The only thing that SaskTel have not commented on is what sort of deal was made with the person who owns the land on which the Scout Lake tower versus what discussions were had with landowners down here in the valley.
In short, every single one of SaskTel’s reasons for placing the Scout Lake tower where they did is unfounded and it is not unreasonable to assume that the reason was for their benefit, not that of the population they are supposed to serve.
Accusation number two is tied to the local satellite service provider, Xplornet. SaskTel is inexplicably pushing Sylvan Valley residents to adopt Xplornet satellite internet.
First of all, it is inconceivable to me that a modern internet service provider claims that satellite is a reasonable way to provide internet access anywhere but an ice floe or that it is truly “broadband” internet. Satellite has latency, meaning you cannot use it for Skype, Netflix, and other similar services. It looks good on paper in terms of speeds and bandwidth allowances, but there are bandwidth restrictions at peak hours.

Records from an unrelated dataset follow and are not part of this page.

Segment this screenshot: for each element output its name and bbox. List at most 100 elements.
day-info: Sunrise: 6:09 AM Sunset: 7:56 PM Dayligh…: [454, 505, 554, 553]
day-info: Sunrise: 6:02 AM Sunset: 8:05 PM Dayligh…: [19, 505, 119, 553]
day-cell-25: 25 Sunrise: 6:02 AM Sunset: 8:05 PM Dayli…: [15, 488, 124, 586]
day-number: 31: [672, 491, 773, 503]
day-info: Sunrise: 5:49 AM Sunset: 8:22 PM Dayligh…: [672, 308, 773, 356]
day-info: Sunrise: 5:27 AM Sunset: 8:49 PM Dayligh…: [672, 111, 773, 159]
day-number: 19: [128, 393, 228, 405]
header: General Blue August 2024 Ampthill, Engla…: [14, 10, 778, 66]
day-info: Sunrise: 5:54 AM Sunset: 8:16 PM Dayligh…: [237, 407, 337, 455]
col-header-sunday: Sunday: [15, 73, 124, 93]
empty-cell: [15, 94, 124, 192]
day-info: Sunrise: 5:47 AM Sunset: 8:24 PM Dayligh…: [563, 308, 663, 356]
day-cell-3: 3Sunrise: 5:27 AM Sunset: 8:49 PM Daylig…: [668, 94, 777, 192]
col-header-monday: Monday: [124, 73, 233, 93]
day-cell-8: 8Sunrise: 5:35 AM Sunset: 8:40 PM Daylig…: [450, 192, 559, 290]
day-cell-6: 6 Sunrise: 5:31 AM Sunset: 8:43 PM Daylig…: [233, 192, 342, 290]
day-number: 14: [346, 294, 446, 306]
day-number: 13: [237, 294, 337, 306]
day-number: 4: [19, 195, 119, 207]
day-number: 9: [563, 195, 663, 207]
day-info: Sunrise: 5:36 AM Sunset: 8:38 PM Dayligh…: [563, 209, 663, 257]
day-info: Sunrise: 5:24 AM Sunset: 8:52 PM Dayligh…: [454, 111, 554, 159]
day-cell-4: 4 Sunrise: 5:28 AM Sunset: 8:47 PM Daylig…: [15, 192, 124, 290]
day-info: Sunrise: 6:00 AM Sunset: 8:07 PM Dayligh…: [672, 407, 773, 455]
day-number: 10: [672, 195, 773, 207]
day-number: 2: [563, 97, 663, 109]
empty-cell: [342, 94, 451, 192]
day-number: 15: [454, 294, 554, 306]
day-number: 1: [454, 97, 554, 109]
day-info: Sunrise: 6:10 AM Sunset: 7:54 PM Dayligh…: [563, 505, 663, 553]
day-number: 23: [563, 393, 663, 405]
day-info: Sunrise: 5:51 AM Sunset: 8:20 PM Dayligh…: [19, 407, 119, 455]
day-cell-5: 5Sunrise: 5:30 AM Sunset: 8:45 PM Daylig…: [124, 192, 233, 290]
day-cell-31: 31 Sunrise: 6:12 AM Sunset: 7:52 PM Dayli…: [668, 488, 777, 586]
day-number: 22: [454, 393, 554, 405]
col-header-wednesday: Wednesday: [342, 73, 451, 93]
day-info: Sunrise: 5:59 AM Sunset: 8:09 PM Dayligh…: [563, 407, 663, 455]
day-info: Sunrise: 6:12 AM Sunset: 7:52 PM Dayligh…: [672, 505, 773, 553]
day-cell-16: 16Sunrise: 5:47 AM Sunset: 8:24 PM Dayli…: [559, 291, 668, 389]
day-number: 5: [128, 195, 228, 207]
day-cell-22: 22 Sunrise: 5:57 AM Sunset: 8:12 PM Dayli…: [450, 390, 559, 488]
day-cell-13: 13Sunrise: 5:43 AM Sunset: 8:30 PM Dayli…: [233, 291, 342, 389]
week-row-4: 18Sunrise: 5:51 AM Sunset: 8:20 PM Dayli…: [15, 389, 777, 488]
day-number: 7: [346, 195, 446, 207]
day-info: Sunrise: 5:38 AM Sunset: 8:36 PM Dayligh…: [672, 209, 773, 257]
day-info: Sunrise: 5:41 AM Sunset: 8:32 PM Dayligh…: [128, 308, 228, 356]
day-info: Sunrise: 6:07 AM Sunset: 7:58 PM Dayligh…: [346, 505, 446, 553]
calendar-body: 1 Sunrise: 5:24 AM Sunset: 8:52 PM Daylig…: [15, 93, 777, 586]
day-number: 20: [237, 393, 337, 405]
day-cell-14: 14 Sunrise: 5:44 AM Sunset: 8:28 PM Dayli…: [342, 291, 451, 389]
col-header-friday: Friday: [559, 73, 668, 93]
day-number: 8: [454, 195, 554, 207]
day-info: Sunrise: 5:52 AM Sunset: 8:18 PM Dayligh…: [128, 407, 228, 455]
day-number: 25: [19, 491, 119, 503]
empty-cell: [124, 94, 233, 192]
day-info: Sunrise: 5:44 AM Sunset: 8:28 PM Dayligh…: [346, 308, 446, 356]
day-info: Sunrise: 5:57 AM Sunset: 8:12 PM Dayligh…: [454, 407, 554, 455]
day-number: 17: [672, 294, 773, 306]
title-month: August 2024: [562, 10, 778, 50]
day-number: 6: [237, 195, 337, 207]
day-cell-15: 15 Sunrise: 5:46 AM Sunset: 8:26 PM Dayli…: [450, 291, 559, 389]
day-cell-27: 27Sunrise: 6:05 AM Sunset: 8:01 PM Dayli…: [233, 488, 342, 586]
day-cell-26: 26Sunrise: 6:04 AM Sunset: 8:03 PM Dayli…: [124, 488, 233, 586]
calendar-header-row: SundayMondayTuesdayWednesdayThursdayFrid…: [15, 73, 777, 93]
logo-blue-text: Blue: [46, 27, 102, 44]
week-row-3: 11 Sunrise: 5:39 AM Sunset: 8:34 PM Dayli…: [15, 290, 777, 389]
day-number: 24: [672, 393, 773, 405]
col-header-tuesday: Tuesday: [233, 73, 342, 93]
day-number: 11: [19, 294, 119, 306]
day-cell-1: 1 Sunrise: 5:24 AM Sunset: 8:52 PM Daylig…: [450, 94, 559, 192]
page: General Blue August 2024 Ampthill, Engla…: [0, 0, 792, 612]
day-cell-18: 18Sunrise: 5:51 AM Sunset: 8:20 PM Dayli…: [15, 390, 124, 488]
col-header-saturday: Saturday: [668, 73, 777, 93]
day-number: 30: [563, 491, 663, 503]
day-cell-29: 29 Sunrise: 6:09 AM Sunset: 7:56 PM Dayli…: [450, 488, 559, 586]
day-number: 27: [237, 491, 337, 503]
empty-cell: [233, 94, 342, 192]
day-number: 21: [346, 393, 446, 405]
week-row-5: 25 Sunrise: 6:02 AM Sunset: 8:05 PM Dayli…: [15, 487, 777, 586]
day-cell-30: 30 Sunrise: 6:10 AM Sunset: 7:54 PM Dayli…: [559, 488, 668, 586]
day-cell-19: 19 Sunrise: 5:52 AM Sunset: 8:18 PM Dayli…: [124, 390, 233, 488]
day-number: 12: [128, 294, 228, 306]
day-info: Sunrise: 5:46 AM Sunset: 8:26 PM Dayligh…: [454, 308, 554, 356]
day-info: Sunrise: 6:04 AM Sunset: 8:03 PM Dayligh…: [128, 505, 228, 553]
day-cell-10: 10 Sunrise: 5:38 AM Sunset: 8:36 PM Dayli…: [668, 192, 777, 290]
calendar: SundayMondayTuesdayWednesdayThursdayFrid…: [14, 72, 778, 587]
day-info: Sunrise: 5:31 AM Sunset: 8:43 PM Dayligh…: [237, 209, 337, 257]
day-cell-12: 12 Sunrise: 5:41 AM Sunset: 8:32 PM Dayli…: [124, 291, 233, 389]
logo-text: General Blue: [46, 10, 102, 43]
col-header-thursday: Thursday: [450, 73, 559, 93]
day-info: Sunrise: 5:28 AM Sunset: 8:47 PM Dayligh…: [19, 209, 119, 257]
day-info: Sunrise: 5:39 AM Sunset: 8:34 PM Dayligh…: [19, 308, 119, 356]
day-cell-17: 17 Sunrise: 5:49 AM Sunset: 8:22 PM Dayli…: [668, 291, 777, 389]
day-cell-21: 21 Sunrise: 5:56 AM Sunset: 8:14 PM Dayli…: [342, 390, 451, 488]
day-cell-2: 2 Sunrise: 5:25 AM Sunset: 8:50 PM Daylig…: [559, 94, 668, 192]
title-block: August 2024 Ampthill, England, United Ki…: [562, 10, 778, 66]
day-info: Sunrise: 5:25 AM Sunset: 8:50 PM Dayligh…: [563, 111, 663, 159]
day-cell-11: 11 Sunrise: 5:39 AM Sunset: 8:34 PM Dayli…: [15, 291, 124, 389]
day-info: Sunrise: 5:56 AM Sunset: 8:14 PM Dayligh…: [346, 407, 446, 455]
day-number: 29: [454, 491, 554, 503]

And that’s if the service works at all. My aforementioned neighbours will be the first to testify that Xplornet is a scam. The service does not work and customer service is non-existent (canceling the service proved to be nightmare for my neighbours).
That SaskTel is pushing this service means that, at best, they are completely out of touch with internet needs in the 21st century and, at worst, that they have some sort of financial arrangement with Xplornet.
Moreover, the entire Sylvan Valley has landline telephone service. It stands to reason that those wires need servicing. I frequently see SaskTel trucks down here in the valley working on the telephone lines. How is it that no one has thought that when they do that, they should upgrade service with the goal being to connect us to DSL? The last DSL connection is only 16KM away on both the east and west roads out of the hamlet.
When I suggested upgraded phone lines, which would provide us with hard wired internet, something that would be preferable to cellular, I was mocked by SaskTel for having no understanding of how this sort of infrastructure development happens and is budgeted for. Yet, this is the solution that everyone from that independent company looking at our cellular issues to other ISPs and local residents has come up with as being the most sensible. Rather than do something like that, SaskTel prefers to do minimal work on our telephone lines and push satellite service on us. Something doesn’t add up.
The CRTC hearings proved to be a joke. Recommendations were made, but nothing changed and the government continues to give our ISPs full rights to deny service if they don’t want to provide it, no matter the reason. In SaskTel’s case, that reason obviously goes deeper than them not wanting to spend some money. Obviously, whatever kickbacks they are getting by denying us service are worth more to them than all the potential future revenue they would get from hundreds of customers down here in the Sylvan Valley.
As for the Canadian government colluding with them, their idea of what sort of service Canadians should have is so far behind the rest of the world that it must be considering as hilarious as it is sad.
I am leaving Canada because of internet access issues. But I will continue to fight the fight from abroad in the hope that one day I can come home to the place I decided I wanted to put down roots and actually be able to earn a living without wasting all this time arguing for a service that is a given in the rest of the developed world and in much of the developing world.